There will be fewer system support requirements, less maintenance, fewer patches, fewer resource requirements, fixes and upgrades. In addition, you’ll need fewer people with technology skill sets, which helps to reduce support costs. The bonus benefit is your reporting will become easier, which will lead to better learning measurements.
In our experience, there are two main challenges to the consolidation and centralization of learning technology: 1. Deciding what to do with legacy data 2. How to meet the functional requirements of varying business units
With regard to legacy data, there are several options. Assuming you have the ability to keep your legacy systems, you can migrate users to new systems and build data integration into your stable legacy systems. Users can still access the data, but you won’t have to go through a big data migration effort, which can be time consuming and expensive.

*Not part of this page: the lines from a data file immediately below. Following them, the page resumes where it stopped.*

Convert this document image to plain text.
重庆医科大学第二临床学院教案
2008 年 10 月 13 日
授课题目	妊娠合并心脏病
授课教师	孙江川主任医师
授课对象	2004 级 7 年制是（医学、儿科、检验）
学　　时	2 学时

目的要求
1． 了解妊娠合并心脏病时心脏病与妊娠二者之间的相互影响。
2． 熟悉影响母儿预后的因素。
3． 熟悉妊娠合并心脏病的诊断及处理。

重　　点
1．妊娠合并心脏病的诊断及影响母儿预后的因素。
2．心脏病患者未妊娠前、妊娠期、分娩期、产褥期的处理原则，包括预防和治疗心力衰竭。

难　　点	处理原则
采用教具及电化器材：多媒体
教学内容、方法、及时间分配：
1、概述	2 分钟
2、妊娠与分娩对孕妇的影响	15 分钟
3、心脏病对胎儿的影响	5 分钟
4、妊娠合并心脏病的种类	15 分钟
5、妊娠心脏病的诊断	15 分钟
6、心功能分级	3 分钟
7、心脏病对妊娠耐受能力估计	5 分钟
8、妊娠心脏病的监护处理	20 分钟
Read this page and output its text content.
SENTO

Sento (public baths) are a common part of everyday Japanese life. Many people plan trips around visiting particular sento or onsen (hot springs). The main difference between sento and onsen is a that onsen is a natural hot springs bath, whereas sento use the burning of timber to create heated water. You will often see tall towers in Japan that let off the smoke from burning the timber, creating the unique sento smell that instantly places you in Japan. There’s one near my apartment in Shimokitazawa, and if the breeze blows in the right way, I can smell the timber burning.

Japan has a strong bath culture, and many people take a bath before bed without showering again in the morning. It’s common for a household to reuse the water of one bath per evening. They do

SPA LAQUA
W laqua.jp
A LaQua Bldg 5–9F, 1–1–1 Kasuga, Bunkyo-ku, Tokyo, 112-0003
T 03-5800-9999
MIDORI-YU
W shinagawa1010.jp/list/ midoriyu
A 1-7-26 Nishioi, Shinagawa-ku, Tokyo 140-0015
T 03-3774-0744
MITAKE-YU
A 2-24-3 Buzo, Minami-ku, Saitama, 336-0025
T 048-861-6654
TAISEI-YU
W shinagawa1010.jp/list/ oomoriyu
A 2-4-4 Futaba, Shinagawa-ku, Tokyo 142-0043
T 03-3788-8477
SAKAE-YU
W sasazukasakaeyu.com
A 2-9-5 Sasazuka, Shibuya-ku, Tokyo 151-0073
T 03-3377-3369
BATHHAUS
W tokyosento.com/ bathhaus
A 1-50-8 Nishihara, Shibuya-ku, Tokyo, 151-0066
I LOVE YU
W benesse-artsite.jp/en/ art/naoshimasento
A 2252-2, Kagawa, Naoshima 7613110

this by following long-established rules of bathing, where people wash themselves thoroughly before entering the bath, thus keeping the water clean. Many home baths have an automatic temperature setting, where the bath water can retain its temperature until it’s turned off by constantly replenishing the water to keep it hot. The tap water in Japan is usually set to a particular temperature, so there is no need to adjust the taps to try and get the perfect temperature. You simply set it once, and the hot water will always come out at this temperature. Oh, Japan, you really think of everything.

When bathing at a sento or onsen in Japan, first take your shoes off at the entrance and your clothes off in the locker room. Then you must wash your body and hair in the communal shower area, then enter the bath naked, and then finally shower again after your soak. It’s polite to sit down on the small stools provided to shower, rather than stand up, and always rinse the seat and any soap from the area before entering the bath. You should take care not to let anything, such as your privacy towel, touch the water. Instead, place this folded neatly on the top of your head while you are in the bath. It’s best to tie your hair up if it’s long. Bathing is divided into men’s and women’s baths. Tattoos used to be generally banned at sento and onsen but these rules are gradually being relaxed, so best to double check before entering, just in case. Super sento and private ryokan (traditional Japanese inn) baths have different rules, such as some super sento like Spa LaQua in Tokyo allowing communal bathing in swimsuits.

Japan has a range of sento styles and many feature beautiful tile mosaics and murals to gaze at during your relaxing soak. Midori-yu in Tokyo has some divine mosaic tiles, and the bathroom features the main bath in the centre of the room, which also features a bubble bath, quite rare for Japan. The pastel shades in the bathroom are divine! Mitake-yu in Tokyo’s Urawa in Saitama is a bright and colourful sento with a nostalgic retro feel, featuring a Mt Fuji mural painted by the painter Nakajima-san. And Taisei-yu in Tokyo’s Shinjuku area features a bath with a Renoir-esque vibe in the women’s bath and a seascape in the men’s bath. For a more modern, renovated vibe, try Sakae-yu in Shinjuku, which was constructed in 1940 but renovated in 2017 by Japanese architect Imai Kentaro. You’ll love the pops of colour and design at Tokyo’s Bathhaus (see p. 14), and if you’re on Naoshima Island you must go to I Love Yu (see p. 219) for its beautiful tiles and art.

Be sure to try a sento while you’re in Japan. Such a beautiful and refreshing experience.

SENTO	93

If you have to go through a data migration effort, which is usually accompanied by a significant amount of data clean up, it makes sense to conduct a data audit and do some systems analysis up front.
The second big challenge is how to meet the functional requirements of various groups across your organization. More and more training departments are leveraging newer technologies and approaches by building LMS functionality OUTSIDE of their LMS, in the form of portals and widgets. This approach allows you to customize to the needs of those diverse business units and significantly improve the user experience.